The same sum could generate about 17bn a year in Britain, based on Office for National Statistics data which showed 503,000 immigrants arrived between October 2008 and September 2009.
“What the government would do is set a price, and the price would be determined by how many people they would like to admit, and then they would allow everyone to come in who could pay that price, aside from obvious exceptions like terrorists,” he told The Daily Telegraph before delivering the 19th Institute of Economic Affairs Annual Hayek Memorial Lecture in London.
The American economist said that as well as being a revenue raiser for governments at a time of record deficits, the policy would ensure that only the most productive and committed immigrants were attracted, at a time when the present system was not working in countries including the UK and the US.
“If you were just coming temporarily it wouldn't be worth paying the price, so you'd get people committed to becoming British, or an American, or whatever it may be.”

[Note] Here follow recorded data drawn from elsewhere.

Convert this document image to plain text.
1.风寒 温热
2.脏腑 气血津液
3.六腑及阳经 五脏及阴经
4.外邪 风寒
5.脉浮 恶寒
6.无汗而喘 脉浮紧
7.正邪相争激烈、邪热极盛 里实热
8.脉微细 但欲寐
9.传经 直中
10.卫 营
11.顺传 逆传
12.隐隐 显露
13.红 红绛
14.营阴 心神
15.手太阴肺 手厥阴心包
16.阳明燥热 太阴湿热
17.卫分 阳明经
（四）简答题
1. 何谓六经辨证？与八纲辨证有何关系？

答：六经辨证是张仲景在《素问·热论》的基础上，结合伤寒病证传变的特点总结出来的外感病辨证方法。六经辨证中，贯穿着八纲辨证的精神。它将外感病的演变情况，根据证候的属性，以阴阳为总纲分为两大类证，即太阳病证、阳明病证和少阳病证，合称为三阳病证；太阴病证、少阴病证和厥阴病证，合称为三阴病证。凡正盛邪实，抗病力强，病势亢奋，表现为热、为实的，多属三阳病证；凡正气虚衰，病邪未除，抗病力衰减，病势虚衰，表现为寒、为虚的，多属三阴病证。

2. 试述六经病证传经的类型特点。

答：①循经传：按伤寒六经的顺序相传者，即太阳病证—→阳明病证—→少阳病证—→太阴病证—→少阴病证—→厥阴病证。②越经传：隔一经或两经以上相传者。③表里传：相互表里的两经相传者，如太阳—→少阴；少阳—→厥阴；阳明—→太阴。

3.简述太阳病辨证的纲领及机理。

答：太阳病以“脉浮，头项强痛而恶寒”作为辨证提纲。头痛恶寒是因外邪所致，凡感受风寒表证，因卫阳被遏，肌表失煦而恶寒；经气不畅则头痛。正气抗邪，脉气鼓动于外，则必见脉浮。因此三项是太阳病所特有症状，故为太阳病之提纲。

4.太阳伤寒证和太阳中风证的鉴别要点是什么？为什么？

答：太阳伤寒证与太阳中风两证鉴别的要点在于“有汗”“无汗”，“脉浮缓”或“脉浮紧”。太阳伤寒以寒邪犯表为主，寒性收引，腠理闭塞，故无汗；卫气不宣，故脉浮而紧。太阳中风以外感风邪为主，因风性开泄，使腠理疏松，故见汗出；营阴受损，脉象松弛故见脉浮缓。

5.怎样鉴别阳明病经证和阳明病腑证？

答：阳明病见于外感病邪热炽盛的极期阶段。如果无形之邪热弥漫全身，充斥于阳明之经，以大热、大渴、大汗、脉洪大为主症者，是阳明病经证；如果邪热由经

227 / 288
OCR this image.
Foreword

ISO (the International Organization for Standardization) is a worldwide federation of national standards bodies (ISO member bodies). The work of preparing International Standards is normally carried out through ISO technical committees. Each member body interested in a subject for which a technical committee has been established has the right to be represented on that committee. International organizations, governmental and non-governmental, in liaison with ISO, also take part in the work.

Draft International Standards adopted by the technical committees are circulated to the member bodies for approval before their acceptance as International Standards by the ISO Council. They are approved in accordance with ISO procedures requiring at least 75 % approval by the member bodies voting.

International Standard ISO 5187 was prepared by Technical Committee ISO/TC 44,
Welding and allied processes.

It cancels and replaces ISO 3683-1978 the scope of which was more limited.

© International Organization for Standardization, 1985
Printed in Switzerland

Professor Becker, who teaches at the University of Chicago and won the Nobel Memorial Prize for Economic Science in 1992, said the most skilled immigrants would still be attracted, because they would be able to generate the highest returns from their investment in the entry fee.
He said the programme would also reduce opposition to immigration, by eliminating the sense that immigrants were getting “a free ride”. He will argue that a government loan system should be introduced to ensure that young, ambitious people could borrow the entry fee and pay it back over time.
“Usually governments are encouraged to make more radical changes when they decide that things are pretty bad and the present solutions aren't working. That's the situation the UK is finding itself in, the US is finding itself in, and Germany, Scandinavia, and other countries,” Mr Becker said.